The late night calls. The cries of desperation. She was even telling him that she was losing it mentally and had to be on medication. She threatened harm to the kids and began "cutting" herself.I was annoyed by this because most "cutters" do not tell people that they were cutting. Suzy did, so it appeared like some BS to me. I was so over Suzy by this time because when we would come to get the kids she was always decked out with the hair and nails but the kids looked like crap. On one particular visit we noticed the only thing in the fridge was beer. Suzy told David she had no money for food.We made arrangements to return in a few days to take her grocery shopping when we got paid.
We show up the next weekend to take Suzy shopping although we were barely getting by. I was pissed because like I said she looked like a million dollars. Maybe the manicure could have went to groceries?
When we arrived that day to go shopping, (keep in mind we drove two hours to do that) there was a new man there. Immediately I was mad because I felt like can't that man buy your kids some damn food? Suzy came down all decked out of course and sat in the lap of her new man. She handed David a list. He asked what the list was for. She said groceries. He asked "aren't we taking you grocery shopping?" She said "no, I am going to lunch with "Sergio", I left a key under the mat so you can put the groceries up." I am fuming of course. So then I look at the list.
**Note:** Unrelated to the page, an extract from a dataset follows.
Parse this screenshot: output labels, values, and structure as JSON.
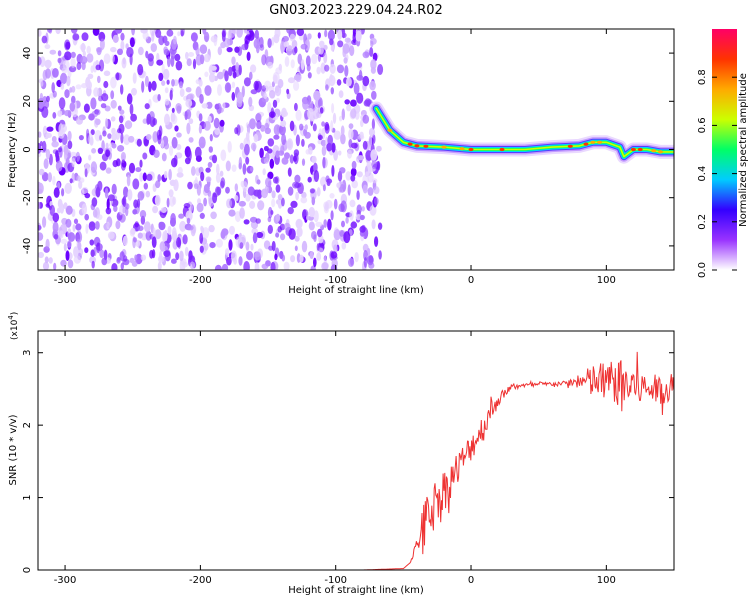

Some items on there were Steak, toothbrushes, name brand shampoo, shrimp! What the hell! David and I got into the car and I went off. He was silent. It was my credit card we were putting the groceries on. I declared immediately "hell no would I be buying shrimp and steak and Pantene!" I at that point, wanted to buy nothing! Why not take the dining out money and feed your kids?? And what about all the depression? She didn't look depressed to me. And why can't the man banging her help out?? Where is your child support going to her nails? All questions I threw out at David who sat silently. He said to me "Roc, my kids have no food, we will shop for the kids, not her." I can't help what she does, I just know my kids need food in their home." But the thought of Suzy and Sergio eating on my dime when I already had three little mouths to feed was killing me. We rode in silent to the store and shopped. But I now was certain that this bitch was all about some bullshit. I wondered why David couldn't see it too?